EU-Parlamentspräsident Hans-Gert Pöttering forderte im Falle eines Waffenstillstandes im Gazastreifen den Einsatz internationaler Sicherungstruppen. Der französisch-ägyptische Plan zur Einsetzung eines internationalen Mechanismus zur Sicherung der Gaza-Grenzen sollte zu einem Erfolg führen, sagte er im Europaparlament in Straßburg. Die tschechische EU-Ratspräsidentschaft kündigte eine Geber-Konferenz für den Gazastreifen an. Außenminister Karel Schwarzenberg bezeichnete es als "dringlich", den Menschen im Gazastreifen zu helfen und eine längerfristige Perspektive zum Wiederaufbau zu bieten.

Israel hielt am Vormittag erneut drei Stunden lang eine Feuerpause im Gazastreifen ein. 165 Lastwagen mit humanitären Hilfsgütern durften in das umkämpfte Gebiet einfahren. Die Armee warf Hamas vor, erneut mit Raketenangriffen gegen die Feuerpause verstoßen zu haben.

Angriffe auf Schmugglertunnel

Die israelische Luftwaffe flog nach Angaben einer Militärsprecherin 60 Angriffe auf Ziele im Gazastreifen, davon allein 20 auf Schmugglertunnel im Grenzgebiet nach Ägypten. Im Gegenzug hätten militante Palästinenser mehr als 20 Raketen auf Israel abgefeuert. Nach Angaben der palästinensischen Gesundheitsbehörde in Gaza wurden 20 Menschen getötet, darunter auch ein Sanitäter.
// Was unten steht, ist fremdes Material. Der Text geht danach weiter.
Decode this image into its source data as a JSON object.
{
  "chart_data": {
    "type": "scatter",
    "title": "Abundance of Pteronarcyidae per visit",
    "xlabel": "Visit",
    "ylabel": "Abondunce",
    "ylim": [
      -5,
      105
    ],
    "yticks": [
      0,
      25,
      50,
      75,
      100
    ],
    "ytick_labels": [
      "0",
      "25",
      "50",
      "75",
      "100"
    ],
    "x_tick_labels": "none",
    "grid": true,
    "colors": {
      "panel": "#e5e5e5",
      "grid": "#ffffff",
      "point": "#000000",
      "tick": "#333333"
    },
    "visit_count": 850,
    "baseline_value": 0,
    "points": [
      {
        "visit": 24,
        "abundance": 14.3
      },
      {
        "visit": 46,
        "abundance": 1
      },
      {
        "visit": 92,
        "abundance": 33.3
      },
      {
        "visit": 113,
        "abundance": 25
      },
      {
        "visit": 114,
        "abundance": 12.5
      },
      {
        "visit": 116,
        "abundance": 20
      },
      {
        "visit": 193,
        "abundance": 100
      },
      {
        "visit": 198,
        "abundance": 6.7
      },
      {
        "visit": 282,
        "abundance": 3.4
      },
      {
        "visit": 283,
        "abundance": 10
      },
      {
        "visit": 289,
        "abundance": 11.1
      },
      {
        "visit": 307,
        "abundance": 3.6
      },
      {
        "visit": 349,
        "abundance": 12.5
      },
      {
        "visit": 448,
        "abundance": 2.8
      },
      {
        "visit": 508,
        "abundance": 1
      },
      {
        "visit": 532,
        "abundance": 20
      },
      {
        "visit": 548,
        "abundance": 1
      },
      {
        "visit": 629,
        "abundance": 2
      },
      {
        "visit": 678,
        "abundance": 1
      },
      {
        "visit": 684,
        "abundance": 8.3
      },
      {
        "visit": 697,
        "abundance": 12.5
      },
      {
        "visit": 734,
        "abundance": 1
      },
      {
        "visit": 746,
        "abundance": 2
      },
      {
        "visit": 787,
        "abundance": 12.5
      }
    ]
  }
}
Seit Beginn der israelischen Militäroffensive am 27. Dezember seien damit 13 Rettungskräfte ums Leben gekommen. Nach Informationen der israelischen Armee sind bei den Angriffen bislang etwa 400 Hamas- Aktivisten getötet worden. Die Führung der Organisation hält sich seit Beginn der Militäroperation aus Furcht vor tödlichen Angriffen versteckt.
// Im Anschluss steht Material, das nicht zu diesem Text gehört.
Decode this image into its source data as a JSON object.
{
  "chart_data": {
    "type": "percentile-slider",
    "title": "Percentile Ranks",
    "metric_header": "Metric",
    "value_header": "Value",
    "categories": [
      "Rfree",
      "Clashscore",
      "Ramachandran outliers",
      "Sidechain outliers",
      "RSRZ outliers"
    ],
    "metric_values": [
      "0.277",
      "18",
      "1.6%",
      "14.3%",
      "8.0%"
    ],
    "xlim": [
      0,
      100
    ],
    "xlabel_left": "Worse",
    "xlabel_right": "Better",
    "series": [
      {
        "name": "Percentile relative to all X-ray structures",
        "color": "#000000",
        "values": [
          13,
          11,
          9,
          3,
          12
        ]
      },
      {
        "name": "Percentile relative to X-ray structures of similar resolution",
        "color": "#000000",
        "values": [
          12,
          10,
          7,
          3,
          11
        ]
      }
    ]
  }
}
In seiner Fernsehansprache - in der er einen gestressten und müden Eindruck machte - sagte Hanija, die Einwohner von Gaza hätten weder Angst noch würden sie wegen des Verlustes von geliebten Angehörigen weinen. "Wir haben bald eine Verabredung mit dem Sieg über einen Feind, der kein Mitleid mit Steinen, Bäumen und Menschen kennt." Zuletzt hatten arabische Sender am 31. Dezember eine aufgezeichnete Rede des früheren Ministerpräsidenten der Palästinensischen Autonomiebehörde ausgestrahlt.